When the law is an ass

All blog posts

3 minutes

By Adam Raphael

For an example of bureaucracy gone beserk, resulting in one of the Guide’s hotels being fined £17,000 for breaching a law it didn’t know existed, this story takes some beating. The Minister for Commerce should be ashamed.

The saga begins a couple of years ago when a French college in Limoges asked Headlam Hall, a hotel in Darlington, if they would take a few French catering students on a three-month placement so that they could improve their English and knowledge of hospitality. The college requested that they should not be paid, but instead get ‘board and lodgings’. In fact, the hotel, which has featured in the Guide for many years, gave the students some pocket money, lifts into town on their day off, free laundry and paid for all their travel in the UK.

‘We thought this was a great idea,’ said Headlam Hall’s owner, Thomas Robinson. And so it proved. Over three summers, the hotel hosted eight French students, who so loved the experience that two stayed on for an extra term during which time they went on to the normal payroll, and one returned the following year to join the hotel’s staff on a permanent basis.

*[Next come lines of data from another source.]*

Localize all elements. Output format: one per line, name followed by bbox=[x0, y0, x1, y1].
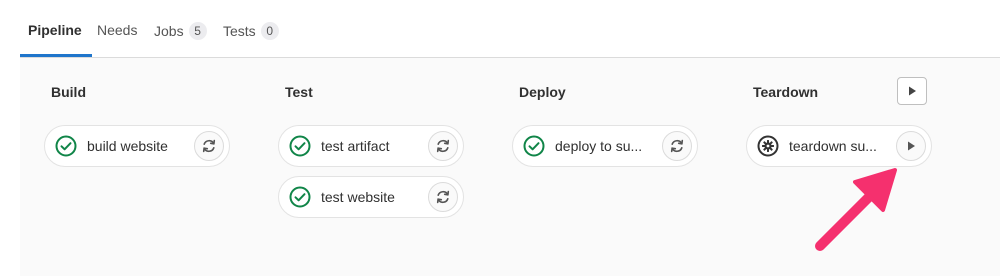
tests-count-badge: 0 bbox=[260, 22, 279, 40]
retry-button[interactable] bbox=[194, 131, 224, 161]
job-deploy[interactable]: deploy to su... bbox=[512, 125, 698, 167]
pipeline-tabs: Pipeline Needs Jobs 5 Tests 0 bbox=[20, 0, 1000, 58]
check-circle-icon bbox=[289, 186, 311, 208]
retry-button[interactable] bbox=[428, 131, 458, 161]
tab-jobs[interactable]: Jobs 5 bbox=[154, 22, 207, 40]
annotation-arrow-icon bbox=[815, 168, 897, 251]
retry-icon bbox=[436, 139, 450, 153]
stage-play-all-button[interactable] bbox=[897, 77, 927, 105]
job-name: teardown su... bbox=[789, 138, 877, 154]
gear-icon bbox=[757, 135, 779, 157]
check-circle-icon bbox=[55, 135, 77, 157]
tab-pipeline[interactable]: Pipeline bbox=[28, 22, 82, 38]
job-name: test artifact bbox=[321, 138, 390, 154]
active-tab-indicator bbox=[20, 54, 92, 57]
job-build-website[interactable]: build website bbox=[44, 125, 230, 167]
tab-jobs-label: Jobs bbox=[154, 23, 184, 39]
check-circle-icon bbox=[523, 135, 545, 157]
job-name: test website bbox=[321, 189, 395, 205]
stage-title-test: Test bbox=[285, 84, 313, 100]
tab-needs-label: Needs bbox=[97, 22, 138, 38]
tab-tests[interactable]: Tests 0 bbox=[223, 22, 279, 40]
job-name: deploy to su... bbox=[555, 138, 643, 154]
job-test-website[interactable]: test website bbox=[278, 176, 464, 218]
check-circle-icon bbox=[289, 135, 311, 157]
job-test-artifact[interactable]: test artifact bbox=[278, 125, 464, 167]
retry-button[interactable] bbox=[662, 131, 692, 161]
retry-icon bbox=[670, 139, 684, 153]
job-name: build website bbox=[87, 138, 168, 154]
retry-button[interactable] bbox=[428, 182, 458, 212]
tab-tests-label: Tests bbox=[223, 23, 256, 39]
retry-icon bbox=[436, 190, 450, 204]
tab-pipeline-label: Pipeline bbox=[28, 22, 82, 38]
jobs-count-badge: 5 bbox=[188, 22, 207, 40]
play-icon bbox=[908, 141, 915, 151]
retry-icon bbox=[202, 139, 216, 153]
stage-title-build: Build bbox=[51, 84, 86, 100]
stage-title-teardown: Teardown bbox=[753, 84, 819, 100]
play-button[interactable] bbox=[896, 131, 926, 161]
play-icon bbox=[909, 86, 916, 96]
tab-needs[interactable]: Needs bbox=[97, 22, 137, 38]
stage-title-deploy: Deploy bbox=[519, 84, 566, 100]
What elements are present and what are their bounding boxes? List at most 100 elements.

Last year, however, government inspectors arrived and ruled that the hotel was in breach of the law by failing to pay the statutory minimum wage to the students. The government’s website states explicitly that British catering students on work experience, or European students funded by European Community funds, are exempt from the minimum wage legislation. But the bean counters, alias Her Majesty’s Customs and Excise, ruled that Headlam Hall was not exempt because it had entered into a private arrangement with the French catering college.

How the hotel was meant to know this, goodness only knows. When I searched the government’s website for the relevant information. I did not find it. Nor did Headlam Hall. Its ignorance of the law has meant that the hotel has had to pay the students retrospectively, and pay a fine to HMRC, in total £15,000, a large sum for a small, family-run business. HMRC said the fine would be doubled if the hotel failed to pay within a month. If that was not bad enough, the government’s ‘naming and shaming’ policy for businesses that breach the wage rules resulted in a flood of damaging publicity which in turned provoked a barrage of online social media comment along the lines of: ‘Don’t ever go to this hotel as they exploit their workers – disgusting!’

Let me make clear, I am a supporter of Minimum Wage legislation. It has done more to lift low-paid workers out of poverty than any other government measure in the past decade. But the law must be enforced sensibly if it is to command respect. The Minister for Commerce, Margot James, who has now been moved sideways in the latest reshuffle, ignored the hotel’s appeal to her.

Headlam Hall’s owner, Thomas Robinson is understandably bitter. ‘So much for trying to encourage the development of young students in our industry’ he says. My drive to run a business in this country is waning, especially when this comes in the same year as an increase in our business rates of over £30000 p.a.‘ The result of all this is that the arrangement with the French college has ended, much to its and its students dismay as they cannot understand a rule that effectively discriminates against foreign students in a supposedly open labour market. It is not the law, poorly drafted though it may be, that is at fault. It is those who enforce it by draconian fines without common sense who are the real asses.